Promises not kept at Monroe state prison; officers say safety is on the line
The Washington State Reformatory at the prison in Monroe is home to some of the state’s most dangerous criminals.
Inmates like Kwan Mak, Brian Bassett and Kenneth Hovland are housed there. Mak gunned down 13 people in Seattle’s 1983 Wah-Mee massacre. Bassett slaughtered his entire family in McCleary in 1995. Hovland kidnapped and murdered 16-year-old Brenda Jones in 1981.
Jones was walking to Lynnwood High School for a field trip when Hovland grabbed her, drove her to a swampy area, then raped, strangled and stabbed her.
“It needs to be taken very seriously that they are very dangerous people, and somewhere along the line the people making decisions have forgotten,” said Terry Hutchins, a nurse at the Monroe Correctional Complex.
Hutchins lost one of her good friends 18 months ago when Monroe inmate Byron Scherf strangled guard Jayme Biendl to death in the prison chapel. Scherf was serving a life sentence for raping two women and setting one of them on fire. Despite that violent history, he was allowed to volunteer in the chapel where Jayme worked alone, because he had been a “model prisoner” for 10 years.
That kind of thinking may have cost Biendl her life, so the state Department of Corrections said it was time for a change.
“Just because you can maintain appropriate behavior for the last 10years doesn’t mean you’re safe to be put in a situation where you might capitalize on the opportunity to harm staff,” said Monroe Associate Superintendent David Bustonaby during a tour of the prison last November.
Bustonaby committed to reviewing the files of all life-without-parole inmates working in areas under limited surveillance and promised that offenders who had committed violent predatory crimes against strangers would no longer be assigned to those jobs.
The same day, Corrections Program Manager Michele Wood told Q13 Fox News they would take it a step further.
“We’re moving to a minimum, medium custody (of) offenders who are within five years of being released,” said Wood. “A lot of our life-without-parole offenders have been removed from the Reformatory. We still have a few of them.”
Last month, Bustonaby was asked again if those inmates had been transferred.
“Yes. We determined we needed to look at a shorter-term offender who is more transitional and reduce our number of life-without-parole offenders here,” said Bustonaby.
Q13 FOX News requested a list of all the life-without-parole inmates still incarcerated at the Reformatory who work in jobs outside a security area known as Gate 7, and it was discovered that 75 men determined to be too dangerous to ever be let out of prison were still working as groundskeepers, plumbers, carpenters, etc.
Of those 75 offenders, nearly half are convicted killers and rapists.
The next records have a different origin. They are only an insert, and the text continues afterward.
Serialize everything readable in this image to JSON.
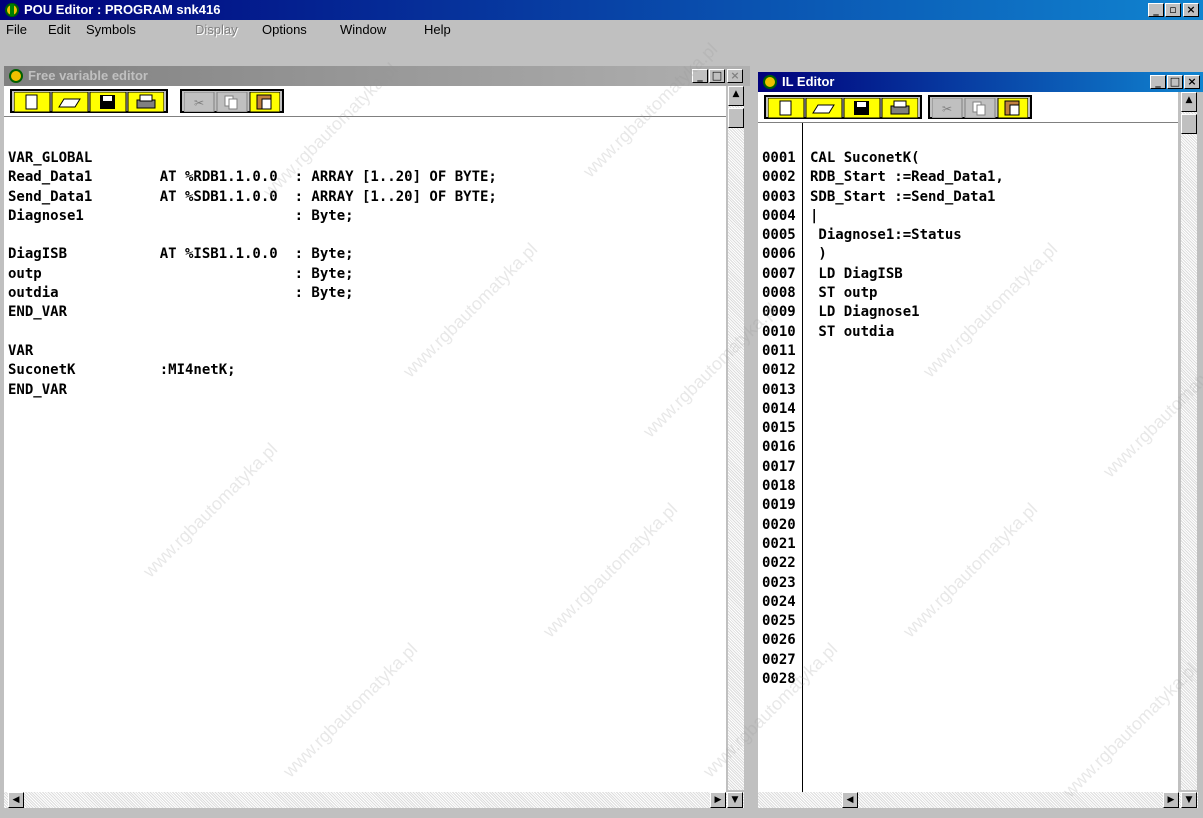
{
  "app": {
    "title": "POU Editor : PROGRAM snk416"
  },
  "menu": {
    "file": "File",
    "edit": "Edit",
    "symbols": "Symbols",
    "display": "Display",
    "options": "Options",
    "window": "Window",
    "help": "Help"
  },
  "left_window": {
    "title": "Free variable editor",
    "code": "VAR_GLOBAL\nRead_Data1        AT %RDB1.1.0.0  : ARRAY [1..20] OF BYTE;\nSend_Data1        AT %SDB1.1.0.0  : ARRAY [1..20] OF BYTE;\nDiagnose1                         : Byte;\n\nDiagISB           AT %ISB1.1.0.0  : Byte;\noutp                              : Byte;\noutdia                            : Byte;\nEND_VAR\n\nVAR\nSuconetK          :MI4netK;\nEND_VAR"
  },
  "right_window": {
    "title": "IL Editor",
    "line_numbers": "0001\n0002\n0003\n0004\n0005\n0006\n0007\n0008\n0009\n0010\n0011\n0012\n0013\n0014\n0015\n0016\n0017\n0018\n0019\n0020\n0021\n0022\n0023\n0024\n0025\n0026\n0027\n0028",
    "code": "CAL SuconetK(\nRDB_Start :=Read_Data1,\nSDB_Start :=Send_Data1\n|\n Diagnose1:=Status\n )\n LD DiagISB\n ST outp\n LD Diagnose1\n ST outdia"
  },
  "watermark": "www.rgbautomatyka.pl"
}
Most work in a building classified as LVLSP, which means low visibility, low staff presence.
Bustonaby was shown a copy of the list and asked why those inmates were still working there.
“When we reviewed it, I’m not sure exactly why these particular ones were left, but we do find that a population of offenders serving life have a stabilizing effect. This is their home. They’re able to encourage inmates to say, ‘We don’t want to go on lockdown. This is my life, don’t mess with it,' " said Bustonaby.
Teamsters Local 117 President Tracey Thompson says this is a huge risk for her corrections officers.
“Why the department is continuing to allow those inmates into those areas where there are tools and scissors and potential weapons that can be used against our staff is beyond me,” said Thompson.
Q13 FOX News found that on at least two occasions, even though counselors at the prison denied the job applications of lifers they felt they were too dangerous to work outside Gate 7, Bustonaby overruled them and approved the applications. Before Q13 received this paperwork he denied ever doing such a thing.
“We have to put our staff safety ahead, and at Monroe being the associate (superintendent) I could override something like that, but I really could not bring myself to do that,” said Bustonaby.
When he was asked this week to clarify, Bustonaby said he approved two inmates because they had completed anger-management classes.
Ultimately, Bustonaby said he feels it’s critical to keep inmates productively occupied. The union said those jobs should go to inmates who will eventually apply those skills in the outside world, not to lifers with nothing to lose.
Thompson, the union's local president, was asked, “What message do you think this is sending to the offenders?”
“Oh, 'Free pass for you,' ” Thompson replied. “You can engage in horrid crimes out there and we`ll give you all sorts of privileges while you’re in here. It creates a huge moral issue for the staff inside the prison. They just see that it’s always about the offenders getting something at the expense of the staff.”
Bustonaby said he feels the prison is safer than it was when Biendl was killed.
“I do. I feel the culture here is that people are really on point, people are doing what they’re supposed to be doing and they’re really striving to improve the processes and the work they do,” said Bustonaby.
Recently, the union sent a survey to its membership asking if they feel safer on the job now than they did 18 months ago; 70 percent of them reported they did not.